Paper No. 6-2
Presentation Time: 9:00 AM-6:30 PM
LIFE'S A DRAG - A CAMBRIAN GIANT HOLDS FAST
A study of abundant trace fossils on sandstone slabs from the Lower Cambrian (530 Ma) Gog Formation of The Monarch, near Banff, revealed unusual linear structures. These appear as subparallel scratch marks on which even smaller longitudinal striations occur. Statistical analysis shows that the marks have a preferred orientation and that they are sub-equally spaced. Preferred alignment suggests that the striations arose as drag marks in currents rather than from behavioural activity. Regular spacing, length of the marks, and the longitudinal mini-striae (perhaps gill marks) indicate the striations were created by a single type of creature, probably an arthropod. This creature may have been an exceptionally large trilobite or an unknown arthropod perhaps akin to the giant Tegopelte gigas from the middle Cambrian Burgess Shale.
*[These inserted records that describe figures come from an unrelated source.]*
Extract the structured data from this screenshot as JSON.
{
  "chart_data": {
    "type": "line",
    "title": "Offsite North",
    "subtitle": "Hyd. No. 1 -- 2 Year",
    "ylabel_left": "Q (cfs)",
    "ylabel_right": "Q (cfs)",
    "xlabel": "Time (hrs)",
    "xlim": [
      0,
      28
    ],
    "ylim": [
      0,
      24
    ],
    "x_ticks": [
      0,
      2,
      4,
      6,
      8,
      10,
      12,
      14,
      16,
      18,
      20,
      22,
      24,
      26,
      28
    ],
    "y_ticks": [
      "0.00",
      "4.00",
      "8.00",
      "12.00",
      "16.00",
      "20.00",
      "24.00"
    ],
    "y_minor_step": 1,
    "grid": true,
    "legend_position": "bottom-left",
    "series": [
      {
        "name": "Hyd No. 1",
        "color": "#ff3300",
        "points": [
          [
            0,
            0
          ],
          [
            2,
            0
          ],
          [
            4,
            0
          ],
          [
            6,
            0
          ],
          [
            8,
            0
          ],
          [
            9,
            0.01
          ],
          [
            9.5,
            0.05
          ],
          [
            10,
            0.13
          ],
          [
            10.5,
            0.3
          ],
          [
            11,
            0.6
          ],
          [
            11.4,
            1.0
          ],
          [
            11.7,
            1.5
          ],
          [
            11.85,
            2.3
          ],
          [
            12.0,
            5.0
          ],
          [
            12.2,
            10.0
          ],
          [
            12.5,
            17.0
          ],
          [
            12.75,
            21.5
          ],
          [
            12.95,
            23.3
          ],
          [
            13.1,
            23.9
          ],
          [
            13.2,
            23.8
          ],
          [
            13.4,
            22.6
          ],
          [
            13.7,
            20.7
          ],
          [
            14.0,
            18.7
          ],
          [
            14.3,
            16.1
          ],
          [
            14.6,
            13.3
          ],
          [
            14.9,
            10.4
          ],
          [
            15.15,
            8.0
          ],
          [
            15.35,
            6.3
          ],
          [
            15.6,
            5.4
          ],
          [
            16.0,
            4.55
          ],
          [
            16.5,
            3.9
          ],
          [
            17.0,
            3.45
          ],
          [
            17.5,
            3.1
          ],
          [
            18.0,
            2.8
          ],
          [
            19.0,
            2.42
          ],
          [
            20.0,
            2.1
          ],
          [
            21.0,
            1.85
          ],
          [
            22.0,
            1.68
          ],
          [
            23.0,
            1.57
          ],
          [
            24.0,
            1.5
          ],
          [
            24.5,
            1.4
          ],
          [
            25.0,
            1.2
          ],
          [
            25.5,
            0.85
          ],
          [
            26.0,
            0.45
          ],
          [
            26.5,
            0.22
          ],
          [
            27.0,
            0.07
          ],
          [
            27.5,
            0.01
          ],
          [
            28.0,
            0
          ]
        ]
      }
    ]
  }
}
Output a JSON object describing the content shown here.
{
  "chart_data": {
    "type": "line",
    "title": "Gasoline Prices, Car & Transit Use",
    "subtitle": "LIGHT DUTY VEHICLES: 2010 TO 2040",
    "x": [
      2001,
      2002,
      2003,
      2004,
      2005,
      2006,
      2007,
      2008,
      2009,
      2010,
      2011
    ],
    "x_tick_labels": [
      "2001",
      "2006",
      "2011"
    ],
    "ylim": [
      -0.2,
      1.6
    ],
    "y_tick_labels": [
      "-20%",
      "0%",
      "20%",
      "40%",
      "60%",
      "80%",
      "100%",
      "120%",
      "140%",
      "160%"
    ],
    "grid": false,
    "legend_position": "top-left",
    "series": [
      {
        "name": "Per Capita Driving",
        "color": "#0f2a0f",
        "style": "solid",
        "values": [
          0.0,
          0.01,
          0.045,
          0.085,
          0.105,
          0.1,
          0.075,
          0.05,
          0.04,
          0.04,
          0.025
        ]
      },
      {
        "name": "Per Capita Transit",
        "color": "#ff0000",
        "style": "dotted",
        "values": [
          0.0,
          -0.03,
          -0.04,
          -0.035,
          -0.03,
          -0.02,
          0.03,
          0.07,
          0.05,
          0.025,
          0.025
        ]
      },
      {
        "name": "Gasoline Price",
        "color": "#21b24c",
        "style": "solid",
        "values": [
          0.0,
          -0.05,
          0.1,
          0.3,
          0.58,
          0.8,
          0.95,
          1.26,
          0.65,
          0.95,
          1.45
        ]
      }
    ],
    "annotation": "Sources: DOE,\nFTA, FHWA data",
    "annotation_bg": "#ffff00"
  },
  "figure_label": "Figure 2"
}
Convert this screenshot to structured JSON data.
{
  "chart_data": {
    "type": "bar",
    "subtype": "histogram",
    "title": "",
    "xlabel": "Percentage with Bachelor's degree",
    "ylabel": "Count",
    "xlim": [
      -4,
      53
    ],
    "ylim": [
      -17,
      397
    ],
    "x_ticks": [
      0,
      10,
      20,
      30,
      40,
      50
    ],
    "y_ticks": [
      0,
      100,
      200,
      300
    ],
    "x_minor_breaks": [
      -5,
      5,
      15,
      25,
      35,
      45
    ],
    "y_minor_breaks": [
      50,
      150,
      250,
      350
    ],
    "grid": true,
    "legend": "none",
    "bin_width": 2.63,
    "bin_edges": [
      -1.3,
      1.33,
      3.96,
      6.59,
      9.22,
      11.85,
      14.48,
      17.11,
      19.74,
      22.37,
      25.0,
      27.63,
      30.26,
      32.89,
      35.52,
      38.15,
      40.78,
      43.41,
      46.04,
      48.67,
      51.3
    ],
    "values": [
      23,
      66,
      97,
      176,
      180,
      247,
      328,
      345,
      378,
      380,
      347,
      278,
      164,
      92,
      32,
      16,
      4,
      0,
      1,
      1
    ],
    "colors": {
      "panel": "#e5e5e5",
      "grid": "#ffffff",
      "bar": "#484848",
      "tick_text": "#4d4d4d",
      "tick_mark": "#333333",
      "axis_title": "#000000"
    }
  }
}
However, no trilobite feeding traces preserved in the Gog are large enough to proportionally match the drag marks. We propose that the linear structures are drag marks of a biramous limb which are a result of the creature trying to prevent itself from being moved laterally by a current. This hypothesis is consistent with preserved interference ripple marks which indicate a high energy, shallow marine environment during Gog deposition.